Разгуливая по тенистой липовой аллее и напевая песенку, Ирен Скачкова, агент английской, польской разведок, рассуждала сама с собою. И вдруг она насторожилась. В ворота крепости в сопровождении конных жандармов въехала почтовая повозка. Взглянув тревожно на крайнее окно на третьем этаже в правом крыле здания и увидев в нем «мужа», она подчеркнуто поправила рукой свои волосы раз, другой...
Фиктивный супруг, есаул Войска Донского, сделав неопределенный жест, отошел от окна, вышел из комнаты, тщательно заперев за собой дверь, и быстро спустился в бухгалтерию. Бухгалтер и машинистка, не поднимая головы, только кивнули в ответ на его приветствие, когда он, стремительно пересекая канцелярию, направлялся в кабинет генерала. Кучеров стоял у зарешеченного окна. Ответив кивком головы на поклон, он холодно процедил:
— А я, видимо, задумался и даже не слышал, как вы стучали.
Есаул понял намек, смешался и, глядя в землю, промямлил:
— Извините... пожалуйста, я не хотел... мне показалось... слух меня обманул... Если вы заняты, я сейчас уйду.
— Раз пришли, то уж садитесь, Михаил Гаврилович. Я вас слушаю, — сказал Кучеров, преодолевая физическое отвращение, которое он каждый раз испытывал при встречах с этим человеком, и жестом указал на кресло, стоявшее у дивана в глубине кабинета.
Но есаул, бросив на указанное кресло фуражку с белым чехлом, подошел к окну и, положив руку на стоящее неподалеку от несгораемого шкафа такое же кожаное кресло, сказал:
— Что-то мне душно. Разрешите устроиться здесь? Я на пять минут. У меня к вам просьба. Большая просьба...
— Пожалуйста, — усаживаясь за стол, сказал генерал. — Все, что от меня зависит, я готов...
— Дело в том, — уловив насмешку в голосе Кучерова, начал, заминаясь и подавляя гнев, мнимый есаул, — что мы с женой находимся в стесненном положении...
В этот миг в канцелярии громкий и веселый голос местного почтальона возвестил: — Добар дан! Пошта...
Мгновение спустя вошла машинистка Грация, протянула большой конверт с печатями:
— Пришли деньги, Петр Михайлович, спрячьте в кассу.

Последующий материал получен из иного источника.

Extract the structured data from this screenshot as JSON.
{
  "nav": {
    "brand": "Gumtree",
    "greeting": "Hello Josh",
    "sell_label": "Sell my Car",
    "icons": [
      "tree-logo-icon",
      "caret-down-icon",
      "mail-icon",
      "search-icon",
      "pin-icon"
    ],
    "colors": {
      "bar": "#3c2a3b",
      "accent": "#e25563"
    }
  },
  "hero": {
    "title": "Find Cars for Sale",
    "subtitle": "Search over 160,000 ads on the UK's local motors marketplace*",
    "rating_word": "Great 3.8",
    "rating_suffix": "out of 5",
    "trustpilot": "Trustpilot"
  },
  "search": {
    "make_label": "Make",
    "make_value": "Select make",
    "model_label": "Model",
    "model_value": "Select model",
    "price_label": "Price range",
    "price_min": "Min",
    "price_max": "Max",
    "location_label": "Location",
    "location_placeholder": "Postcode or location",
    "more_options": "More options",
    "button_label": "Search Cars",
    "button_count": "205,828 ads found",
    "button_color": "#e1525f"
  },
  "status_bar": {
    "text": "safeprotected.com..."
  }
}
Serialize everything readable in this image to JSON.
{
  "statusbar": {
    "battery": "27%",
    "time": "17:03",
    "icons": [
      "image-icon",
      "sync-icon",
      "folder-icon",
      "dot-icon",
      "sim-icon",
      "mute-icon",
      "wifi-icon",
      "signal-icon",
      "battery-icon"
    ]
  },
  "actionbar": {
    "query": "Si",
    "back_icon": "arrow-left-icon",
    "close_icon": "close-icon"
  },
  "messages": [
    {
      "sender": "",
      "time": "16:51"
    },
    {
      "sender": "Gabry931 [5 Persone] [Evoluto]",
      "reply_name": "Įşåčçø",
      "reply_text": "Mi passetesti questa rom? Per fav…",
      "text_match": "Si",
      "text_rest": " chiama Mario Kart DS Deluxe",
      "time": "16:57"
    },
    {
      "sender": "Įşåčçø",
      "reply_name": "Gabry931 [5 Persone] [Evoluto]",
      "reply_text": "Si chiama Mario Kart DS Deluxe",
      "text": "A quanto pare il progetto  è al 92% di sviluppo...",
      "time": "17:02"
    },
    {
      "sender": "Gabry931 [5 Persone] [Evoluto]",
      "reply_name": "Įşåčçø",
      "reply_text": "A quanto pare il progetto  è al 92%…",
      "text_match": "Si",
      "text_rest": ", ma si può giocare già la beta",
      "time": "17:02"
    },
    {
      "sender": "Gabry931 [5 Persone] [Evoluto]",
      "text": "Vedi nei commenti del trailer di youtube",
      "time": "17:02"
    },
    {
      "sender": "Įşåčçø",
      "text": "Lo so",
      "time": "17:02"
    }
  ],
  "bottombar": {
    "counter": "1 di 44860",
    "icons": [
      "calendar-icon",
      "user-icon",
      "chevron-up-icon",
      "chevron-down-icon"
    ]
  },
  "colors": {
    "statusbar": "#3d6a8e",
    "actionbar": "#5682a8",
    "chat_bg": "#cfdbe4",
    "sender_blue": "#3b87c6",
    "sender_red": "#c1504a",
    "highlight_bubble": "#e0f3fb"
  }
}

А вот почта. — И начала аккуратно раскладывать газеты и письма.
Кучеров подошел к шкафу, набрал буквы шифра, вынул из кармана длинный ключ на цепочке, отворил тяжелую дверцу и сунул пакет на верхнюю полку. И тут Скачкова, который внимательно следил за всеми манипуляциями Кучерова, точно жаром обдало: на верхней полке в сейфе поблескивала черным лаком старинная табакерка из папье-маше. Чтобы скрыть волнение, есаул даже отвернулся, потом встал и не в силах совладать с голосом хрипло выдавил:
— Вижу, что вы, Петр Михайлович, заняты, извините. Если позволите, я зайду завтра.
— Сделайте одолжение, — сказал, усмехнувшись, генерал и подумал: «Увидел табакерку, узнал шифр, и в зобу дыханье сперло!»
«Наконец-то! Какая удача, хороший был ход! Шифр на этой неделе менять наверняка не будут, значит, в нашем распоряжении двое суток», — думал Скачков, спускаясь по лестнице на первый этаж. Выйдя во двор, он, сияющий, направился к идущей ему навстречу Ирен и радостно прошептал:
— Табакерка в кассе. Ключ к шифру звучит как женское имя: «Дина». — И тут же испуганно оглянулся.
— Дина по-латыни — сила. Это, конечно, хорошо, что мы узнали шифр. Но табакерка?! Не понимаю, как мог он тебе ее показать?
— В последнее время он переменился. Рассеян, чему-то улыбается, словно сто тысяч выиграл по лотерее. А то вдруг нахмурится, и ходит туча тучей, и смотрит волком. Тише!
К ним, улыбаясь, приближался полковник Павский.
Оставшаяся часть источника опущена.